A todo esto se añade la incomprensión de nuestro coordinador a la hora de organizar el trabajo. Él, que lleva veinte años en el puesto, no quiere pedir sustitutos a gerencia porque crea problemas a gerencia, nos obliga a doblar turnos para pedir las vacaciones o los días de libre disposición. Pero esta circunstancia es generalizada en muchos centros de salud de Madrid.
He pensado en marcharme, pero estoy esperando que me paguen mi historial profesional, otra cosa que los sindicatos no mueven de forma generalizada. Hay que ir a juicio para que la administración reconozca que he trabajado. También, llevamos dos años esperando la solución a la oposición de 2019 y nos dicen que está detenida porque han de resolver primero la situación de los Servicios de urgencia de Atención Primaria que están cerrados.

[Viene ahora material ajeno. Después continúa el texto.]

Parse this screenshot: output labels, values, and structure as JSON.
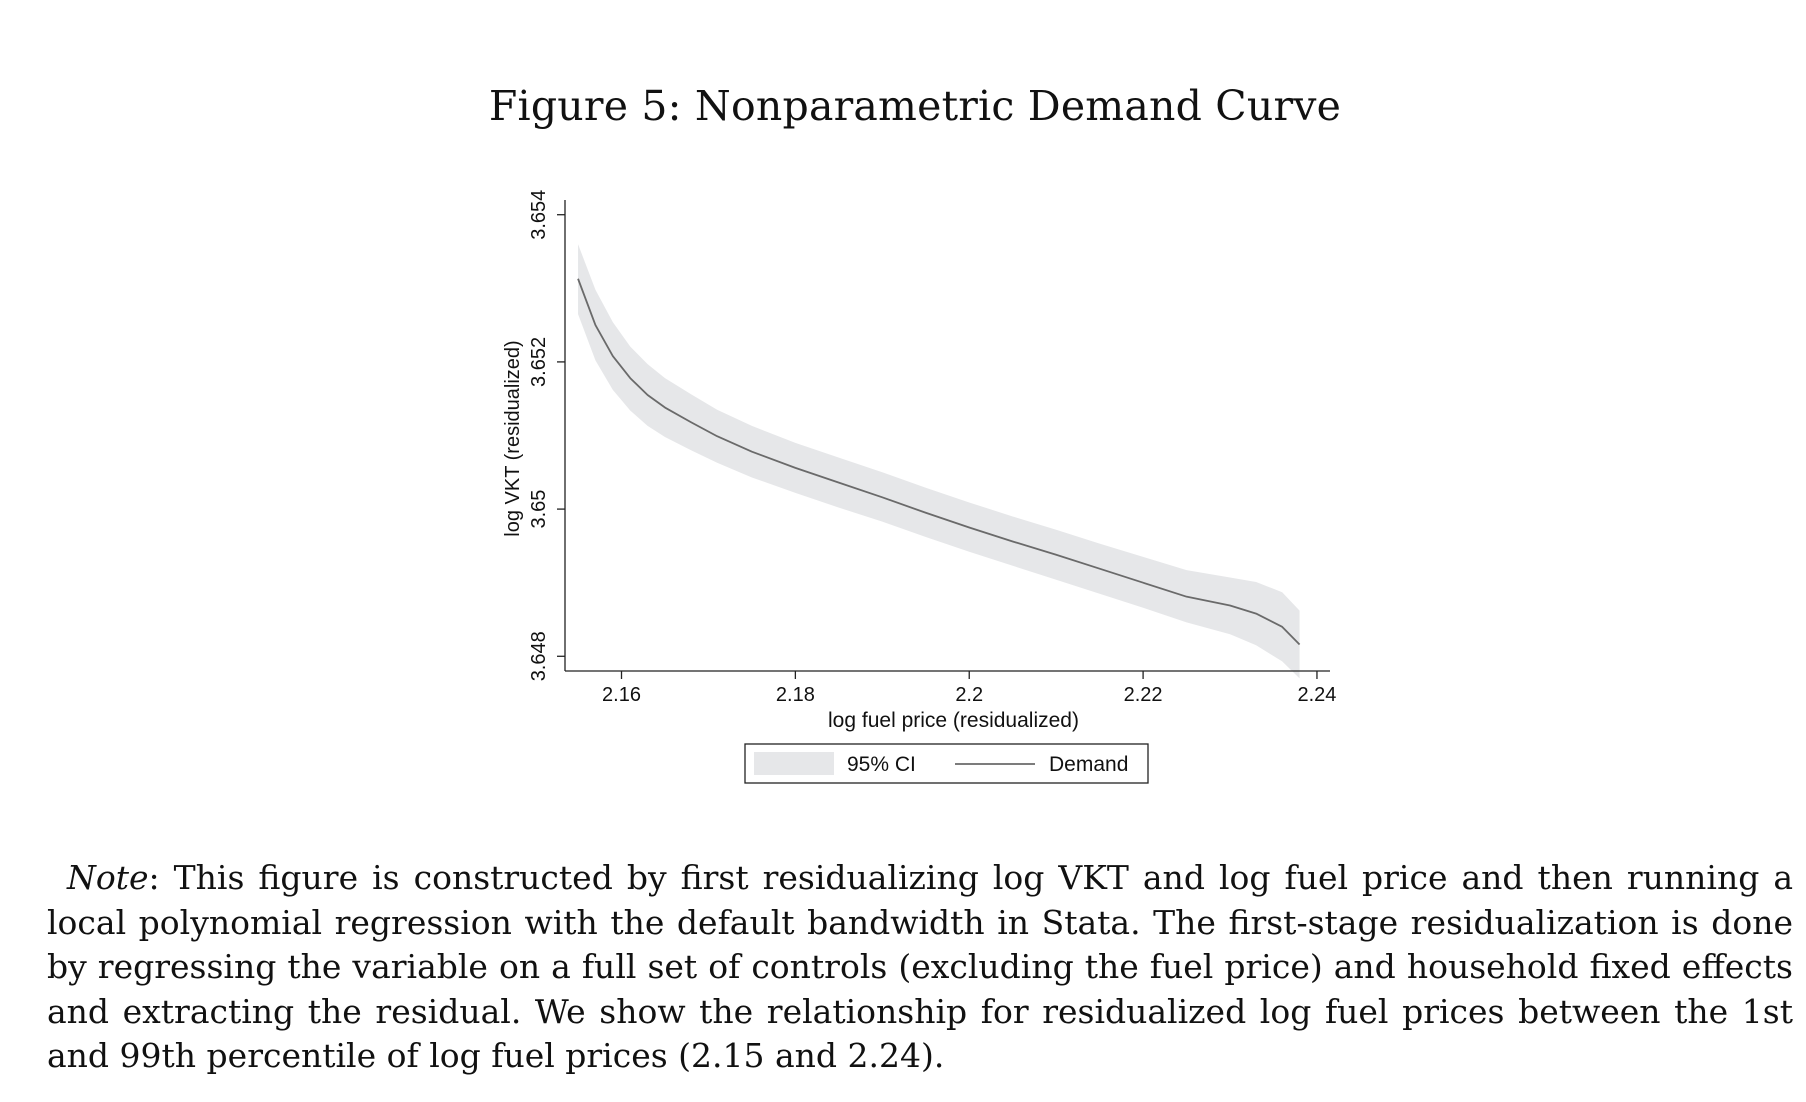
{
  "figure": {
    "title": "Figure 5: Nonparametric Demand Curve"
  },
  "chart_data": {
    "type": "line",
    "xlabel": "log fuel price (residualized)",
    "ylabel": "log VKT (residualized)",
    "xlim": [
      2.1535,
      2.2415
    ],
    "ylim": [
      3.6478,
      3.6542
    ],
    "xticks": [
      2.16,
      2.18,
      2.2,
      2.22,
      2.24
    ],
    "xtick_labels": [
      "2.16",
      "2.18",
      "2.2",
      "2.22",
      "2.24"
    ],
    "yticks": [
      3.648,
      3.65,
      3.652,
      3.654
    ],
    "ytick_labels": [
      "3.648",
      "3.65",
      "3.652",
      "3.654"
    ],
    "grid": false,
    "legend_position": "bottom",
    "x": [
      2.155,
      2.157,
      2.159,
      2.161,
      2.163,
      2.165,
      2.168,
      2.171,
      2.175,
      2.18,
      2.185,
      2.19,
      2.195,
      2.2,
      2.205,
      2.21,
      2.215,
      2.22,
      2.225,
      2.23,
      2.233,
      2.236,
      2.238
    ],
    "series": [
      {
        "name": "95% CI",
        "type": "band",
        "lower": [
          3.65265,
          3.65202,
          3.65162,
          3.65134,
          3.65113,
          3.65098,
          3.6508,
          3.65063,
          3.65043,
          3.65022,
          3.65002,
          3.64983,
          3.64962,
          3.64942,
          3.64923,
          3.64904,
          3.64885,
          3.64866,
          3.64846,
          3.6483,
          3.64815,
          3.64793,
          3.6477
        ],
        "upper": [
          3.6536,
          3.65298,
          3.65254,
          3.65221,
          3.65197,
          3.65178,
          3.65156,
          3.65135,
          3.65113,
          3.6509,
          3.6507,
          3.6505,
          3.65029,
          3.65009,
          3.6499,
          3.64972,
          3.64953,
          3.64935,
          3.64917,
          3.64907,
          3.64901,
          3.64887,
          3.64862
        ]
      },
      {
        "name": "Demand",
        "type": "line",
        "values": [
          3.65313,
          3.6525,
          3.65208,
          3.65178,
          3.65155,
          3.65138,
          3.65118,
          3.65099,
          3.65078,
          3.65056,
          3.65036,
          3.65016,
          3.64995,
          3.64975,
          3.64956,
          3.64938,
          3.64919,
          3.649,
          3.64881,
          3.64869,
          3.64858,
          3.6484,
          3.64816
        ]
      }
    ],
    "colors": {
      "band": "#e6e7e9",
      "line": "#6a6a6a",
      "axis": "#222222"
    }
  },
  "note": {
    "label": "Note",
    "text": ":  This figure is constructed by first residualizing log VKT and log fuel price and then running a local polynomial regression with the default bandwidth in Stata.  The first-stage residualization is done by regressing the variable on a full set of controls (excluding the fuel price) and household fixed effects and extracting the residual.  We show the relationship for residualized log fuel prices between the 1st and 99th percentile of log fuel prices (2.15 and 2.24)."
  }
}
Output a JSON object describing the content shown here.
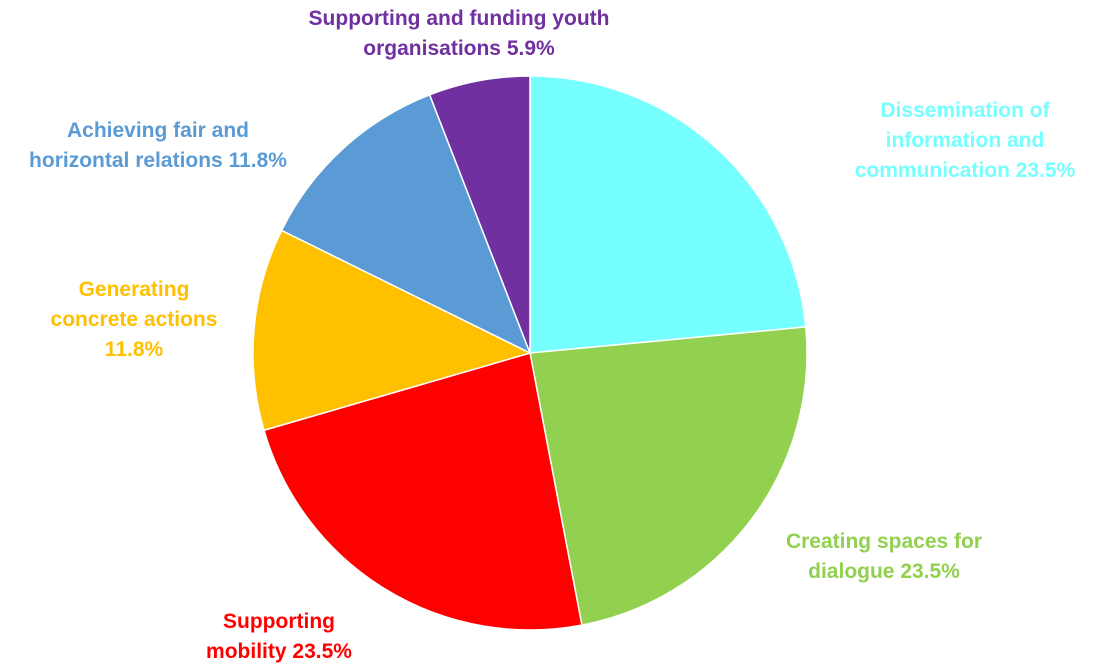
{
  "chart_data": {
    "type": "pie",
    "title": "",
    "start_angle_deg": 0,
    "direction": "clockwise",
    "slices": [
      {
        "name": "Dissemination of information and communication",
        "value": 23.5,
        "color": "#75FFFF",
        "label_lines": [
          "Dissemination of",
          "information and",
          "communication 23.5%"
        ]
      },
      {
        "name": "Creating spaces for dialogue",
        "value": 23.5,
        "color": "#92D050",
        "label_lines": [
          "Creating spaces for",
          "dialogue  23.5%"
        ]
      },
      {
        "name": "Supporting mobility",
        "value": 23.5,
        "color": "#FF0000",
        "label_lines": [
          "Supporting",
          "mobility 23.5%"
        ]
      },
      {
        "name": "Generating concrete actions",
        "value": 11.8,
        "color": "#FFC000",
        "label_lines": [
          "Generating",
          "concrete actions",
          "11.8%"
        ]
      },
      {
        "name": "Achieving fair and horizontal relations",
        "value": 11.8,
        "color": "#5B9BD5",
        "label_lines": [
          "Achieving fair and",
          "horizontal relations 11.8%"
        ]
      },
      {
        "name": "Supporting and funding youth organisations",
        "value": 5.9,
        "color": "#7030A0",
        "label_lines": [
          "Supporting and funding youth",
          "organisations 5.9%"
        ]
      }
    ]
  }
}
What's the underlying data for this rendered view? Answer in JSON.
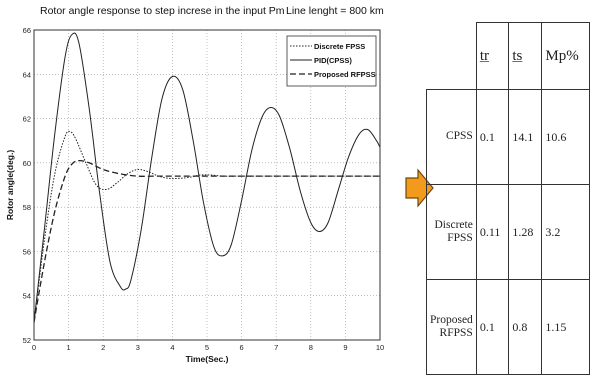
{
  "chart_data": {
    "type": "line",
    "title": "Rotor angle response to step increse in the input Pm",
    "annotation": "Line lenght = 800 km",
    "xlabel": "Time(Sec.)",
    "ylabel": "Rotor angle(deg.)",
    "xlim": [
      0,
      10
    ],
    "ylim": [
      52,
      66
    ],
    "xticks": [
      0,
      1,
      2,
      3,
      4,
      5,
      6,
      7,
      8,
      9,
      10
    ],
    "yticks": [
      52,
      54,
      56,
      58,
      60,
      62,
      64,
      66
    ],
    "grid": true,
    "legend_position": "top-right",
    "series": [
      {
        "name": "Discrete FPSS",
        "style": "dotted",
        "x": [
          0,
          0.3,
          0.6,
          0.9,
          1.05,
          1.2,
          1.5,
          1.8,
          2.1,
          2.4,
          2.7,
          3.0,
          3.3,
          3.6,
          3.9,
          4.2,
          4.5,
          4.8,
          5.1,
          5.5,
          6.0,
          7.0,
          8.0,
          9.0,
          10.0
        ],
        "y": [
          52.8,
          56.5,
          59.5,
          61.2,
          61.4,
          61.1,
          60.0,
          59.0,
          58.8,
          59.1,
          59.5,
          59.7,
          59.6,
          59.4,
          59.3,
          59.3,
          59.35,
          59.45,
          59.45,
          59.4,
          59.4,
          59.4,
          59.4,
          59.4,
          59.4
        ]
      },
      {
        "name": "PID(CPSS)",
        "style": "solid",
        "x": [
          0,
          0.3,
          0.6,
          0.9,
          1.1,
          1.3,
          1.6,
          1.9,
          2.2,
          2.5,
          2.65,
          2.8,
          3.1,
          3.4,
          3.7,
          4.0,
          4.3,
          4.6,
          4.9,
          5.2,
          5.45,
          5.7,
          6.0,
          6.3,
          6.6,
          6.85,
          7.1,
          7.4,
          7.7,
          8.0,
          8.25,
          8.5,
          8.8,
          9.1,
          9.4,
          9.65,
          9.9,
          10.0
        ],
        "y": [
          52.8,
          57.0,
          61.3,
          64.8,
          65.8,
          65.4,
          62.4,
          58.6,
          55.5,
          54.4,
          54.3,
          54.7,
          57.0,
          60.2,
          62.9,
          63.9,
          63.3,
          61.0,
          58.2,
          56.2,
          55.8,
          56.3,
          58.3,
          60.6,
          62.1,
          62.5,
          62.1,
          60.6,
          58.7,
          57.3,
          56.9,
          57.3,
          58.8,
          60.3,
          61.3,
          61.5,
          61.0,
          60.7
        ]
      },
      {
        "name": "Proposed RFPSS",
        "style": "dashed",
        "x": [
          0,
          0.3,
          0.6,
          0.9,
          1.1,
          1.3,
          1.6,
          2.0,
          2.5,
          3.0,
          3.5,
          4.0,
          5.0,
          6.0,
          7.0,
          8.0,
          9.0,
          10.0
        ],
        "y": [
          52.8,
          55.5,
          57.8,
          59.4,
          59.95,
          60.1,
          60.0,
          59.7,
          59.5,
          59.4,
          59.4,
          59.4,
          59.4,
          59.4,
          59.4,
          59.4,
          59.4,
          59.4
        ]
      }
    ]
  },
  "table": {
    "headers": [
      "tr",
      "ts",
      "Mp%"
    ],
    "rows": [
      {
        "label": "CPSS",
        "values": [
          "0.1",
          "14.1",
          "10.6"
        ]
      },
      {
        "label": "Discrete FPSS",
        "values": [
          "0.11",
          "1.28",
          "3.2"
        ]
      },
      {
        "label": "Proposed RFPSS",
        "values": [
          "0.1",
          "0.8",
          "1.15"
        ]
      }
    ]
  },
  "colors": {
    "arrow_fill": "#f39a1d",
    "arrow_stroke": "#6b4a0c",
    "line": "#222222",
    "grid": "#9a9a9a"
  },
  "icons": {
    "arrow": "right-arrow-icon"
  }
}
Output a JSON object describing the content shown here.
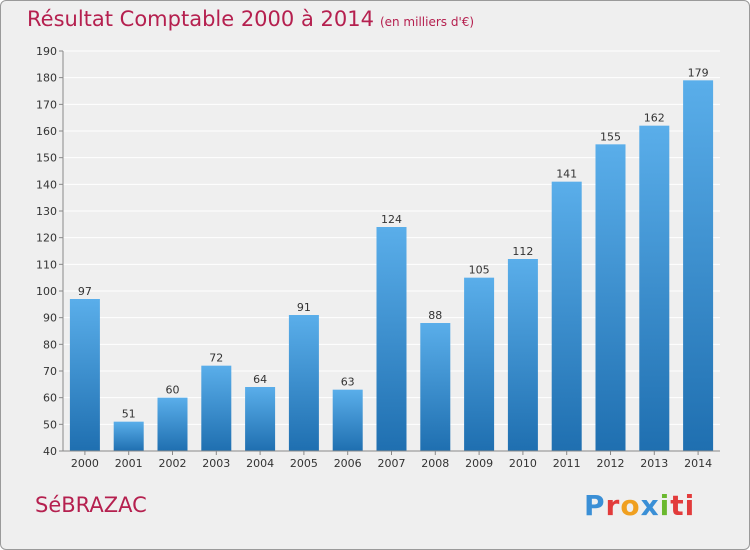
{
  "header": {
    "title": "Résultat Comptable 2000 à 2014",
    "unit": "(en milliers d'€)"
  },
  "footer": {
    "commune": "SéBRAZAC",
    "brand": "Proxiti",
    "brand_colors": [
      "#3a8fd6",
      "#e23b3b",
      "#f0a020",
      "#3a8fd6",
      "#6ab82e",
      "#e23b3b",
      "#e23b3b"
    ]
  },
  "colors": {
    "bar_top": "#5aaeea",
    "bar_bottom": "#1f6fb0",
    "title": "#b5204f",
    "grid": "#ffffff",
    "axis": "#888888"
  },
  "chart_data": {
    "type": "bar",
    "categories": [
      "2000",
      "2001",
      "2002",
      "2003",
      "2004",
      "2005",
      "2006",
      "2007",
      "2008",
      "2009",
      "2010",
      "2011",
      "2012",
      "2013",
      "2014"
    ],
    "values": [
      97,
      51,
      60,
      72,
      64,
      91,
      63,
      124,
      88,
      105,
      112,
      141,
      155,
      162,
      179
    ],
    "title": "Résultat Comptable 2000 à 2014",
    "subtitle": "(en milliers d'€)",
    "ylim": [
      40,
      190
    ],
    "yticks": [
      40,
      50,
      60,
      70,
      80,
      90,
      100,
      110,
      120,
      130,
      140,
      150,
      160,
      170,
      180,
      190
    ],
    "grid": true,
    "legend": "none"
  }
}
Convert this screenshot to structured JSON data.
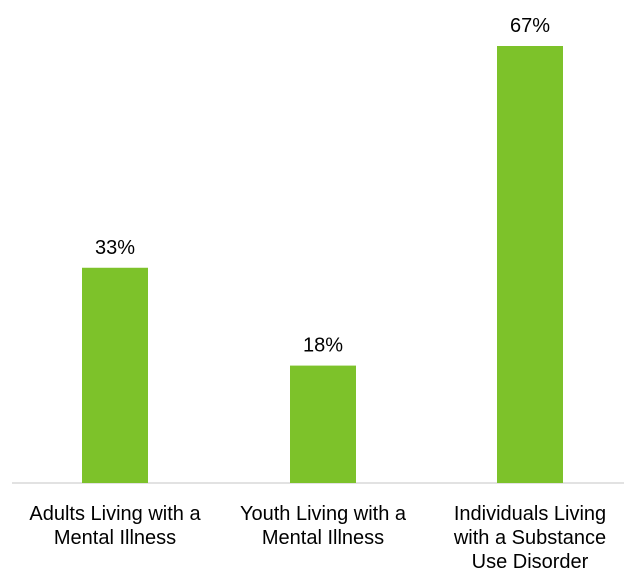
{
  "chart_data": {
    "type": "bar",
    "categories": [
      [
        "Adults Living with a",
        "Mental Illness"
      ],
      [
        "Youth Living with a",
        "Mental Illness"
      ],
      [
        "Individuals Living",
        "with a Substance",
        "Use Disorder"
      ]
    ],
    "values": [
      33,
      18,
      67
    ],
    "data_labels": [
      "33%",
      "18%",
      "67%"
    ],
    "unit": "%",
    "title": "",
    "xlabel": "",
    "ylabel": "",
    "ylim": [
      0,
      70
    ],
    "grid": false,
    "legend": "none",
    "bar_color": "#7dc22a",
    "axis_color": "#d9d9d9"
  }
}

Me siento estafada, pero no puedo abandonar a mis pacientes, sobre todo a los más débiles que siguen dependiendo del médico de familia, ese al que años antes se respetaba y ahora se lo considera el último mono de la sanidad, sin reconocer que somos la base del sistema.
Son las 20:40 he conseguido terminar mi agenda. Respiro, pero aún no he acabado: bajo a ayudar a una compañera que ya ha decidido emigrar a otro territorio donde le pagan mejor y, además, no la menosprecian. Hay una señora en la entrada que no puede respirar, tal vez la ansiedad de haberse contagiado, pero seguro que hasta las nueve y media no salgo hoy.